Research & Insights

By Drew Spitzer, June 24, 2015

How I cleaned thousands of sales leads before lunch for about $300

It’s my first week at CrowdFlower and my excitement is higher than it’s ever been. Not only is the company full to the brim with incredibly talented people, but those talented people are actually really fun to work with [ed note: he means me]. However, I noticed a problem in my first week as our Lead Sales Development Rep that I know a lot of my peers come across at their companies: Salesforce data.

It’s not that Salesforce gives you bad data per se, but rather that it can incredibly noisy and, therefore, not-all-that-useful. There are dupes and incorrect emails everywhere and there are tens of thousands of them. Before dumping a bunch of new leads in there, I needed to know what was actually worth keeping and what was, essentially, a waste of space. How do you clean a database that large without spending weeks on it? Turns out I work at a place that does this exact sort of thing; I decided to use CrowdFlower.

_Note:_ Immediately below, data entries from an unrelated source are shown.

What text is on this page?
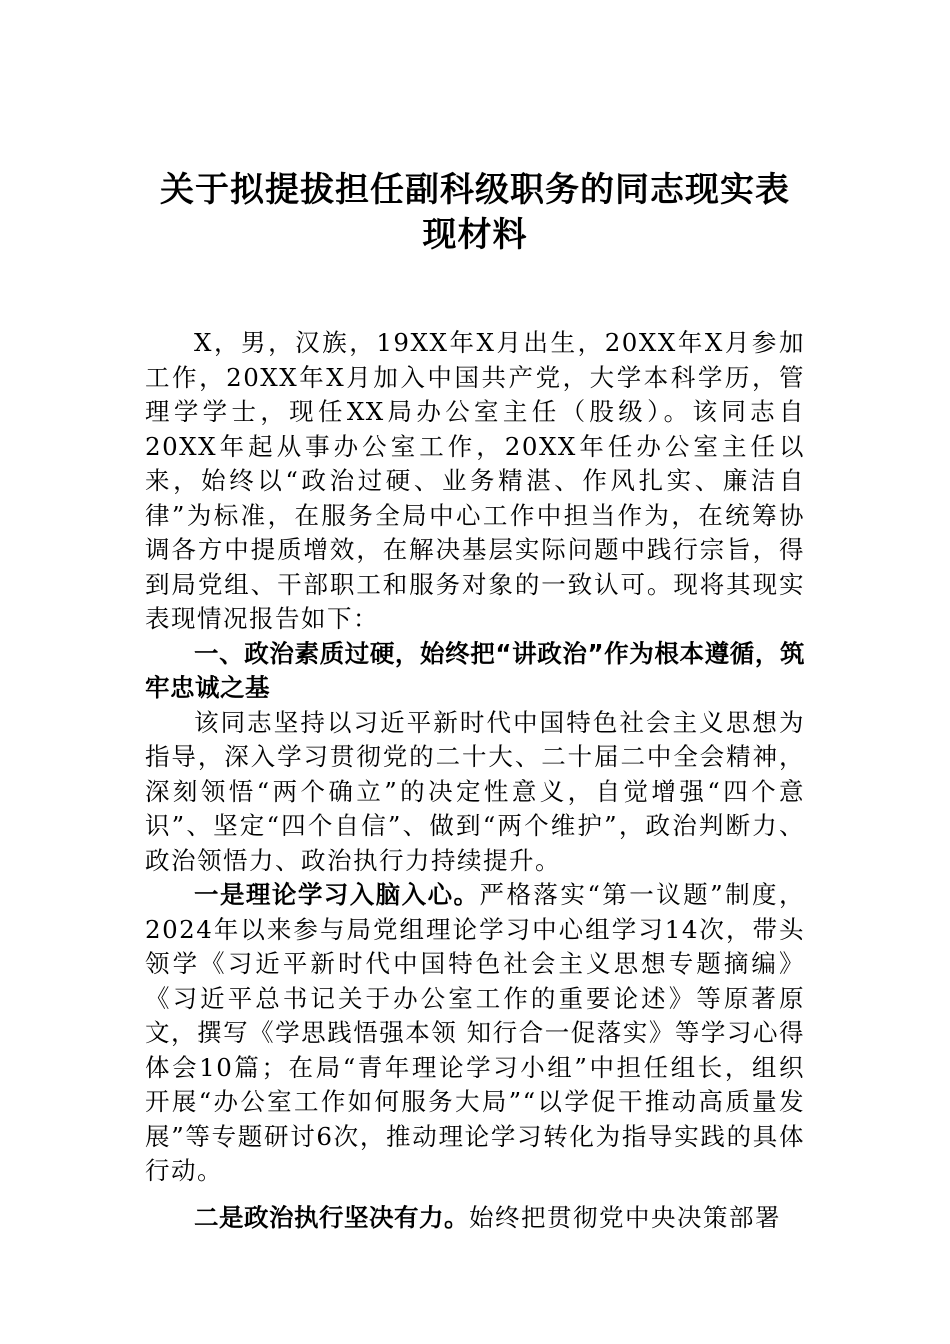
关于拟提拔担任副科级职务的同志现实表
现材料

X，男，汉族，19XX年X月出生，20XX年X月参加工作，20XX年X月加入中国共产党，大学本科学历，管理学学士，现任XX局办公室主任（股级）。该同志自20XX年起从事办公室工作，20XX年任办公室主任以来，始终以“政治过硬、业务精湛、作风扎实、廉洁自律”为标准，在服务全局中心工作中担当作为，在统筹协调各方中提质增效，在解决基层实际问题中践行宗旨，得到局党组、干部职工和服务对象的一致认可。现将其现实表现情况报告如下：

一、政治素质过硬，始终把“讲政治”作为根本遵循，筑牢忠诚之基

该同志坚持以习近平新时代中国特色社会主义思想为指导，深入学习贯彻党的二十大、二十届二中全会精神，深刻领悟“两个确立”的决定性意义，自觉增强“四个意识”、坚定“四个自信”、做到“两个维护”，政治判断力、政治领悟力、政治执行力持续提升。

一是理论学习入脑入心。严格落实“第一议题”制度，2024年以来参与局党组理论学习中心组学习14次，带头领学《习近平新时代中国特色社会主义思想专题摘编》《习近平总书记关于办公室工作的重要论述》等原著原文，撰写《学思践悟强本领 知行合一促落实》等学习心得体会10篇；在局“青年理论学习小组”中担任组长，组织开展“办公室工作如何服务大局”“以学促干推动高质量发展”等专题研讨6次，推动理论学习转化为指导实践的具体行动。

二是政治执行坚决有力。始终把贯彻党中央决策部署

Here’s how I went about cleaning up my lead data in SFDC

First off, I had to define what exactly would constitute a clean lead database. I set my criteria pretty high level: I only wanted leads that have valid email domains, company or account names, and some activity history. That was pretty straight forward. In order to get this I needed to eliminate leads with no or a bad company/account names, have “bad” email domains (gmail, yahoo, etc), and have no activity history.

I did some of the basic cleaning I could do myself by downloading Salesforce leads and deduping, searching for @gmail or @hotmail type addresses, which was a good start. But I needed to do more. I knew there were emails in there from defunct domains or without company names or a dozen other problem areas. I could’ve done that myself, but that meant going through line by line and reading each company name and domain and Googling anything I didn’t recognize. Not only would that have been time consuming and expensive, but doing it by myself would have been, frankly, exhausting. Thankfully, I work at a place that distributes this exact kind of work to contributors across the world. Funny how that works out, right?

So I uploaded my remaining leads as a csv (a.k.a. my source data). Then I built out my job parameters, wrote instructions so the leads would be cleaned to my liking, entered 50 test questions to ensure quality of work, and launched it. Right off the bat, dozens of contributors poured into my job. Flash forward two hours and I had a cleaned leads database, with thousands of noisy, bad leads removed from my and my team’s workloads.

Not only was the whole process only three hours long, but I did it on a Friday on the side. I cleaned thousands upon thousands of leads, removing the nearly 40% of them that weren’t up to snuff. In other words, that’s thousands of leads I don’t have to chase down and my sales team doesn’t need to worry about. Additionally, we now have a process to execute every 6 months to maintain a tight, clean CRM. I spent an hour and a half prepping, 2 hours of passive monitoring, and $300ish doing what every sales org complains about every week. Which, frankly, just made my job a whole lot easier.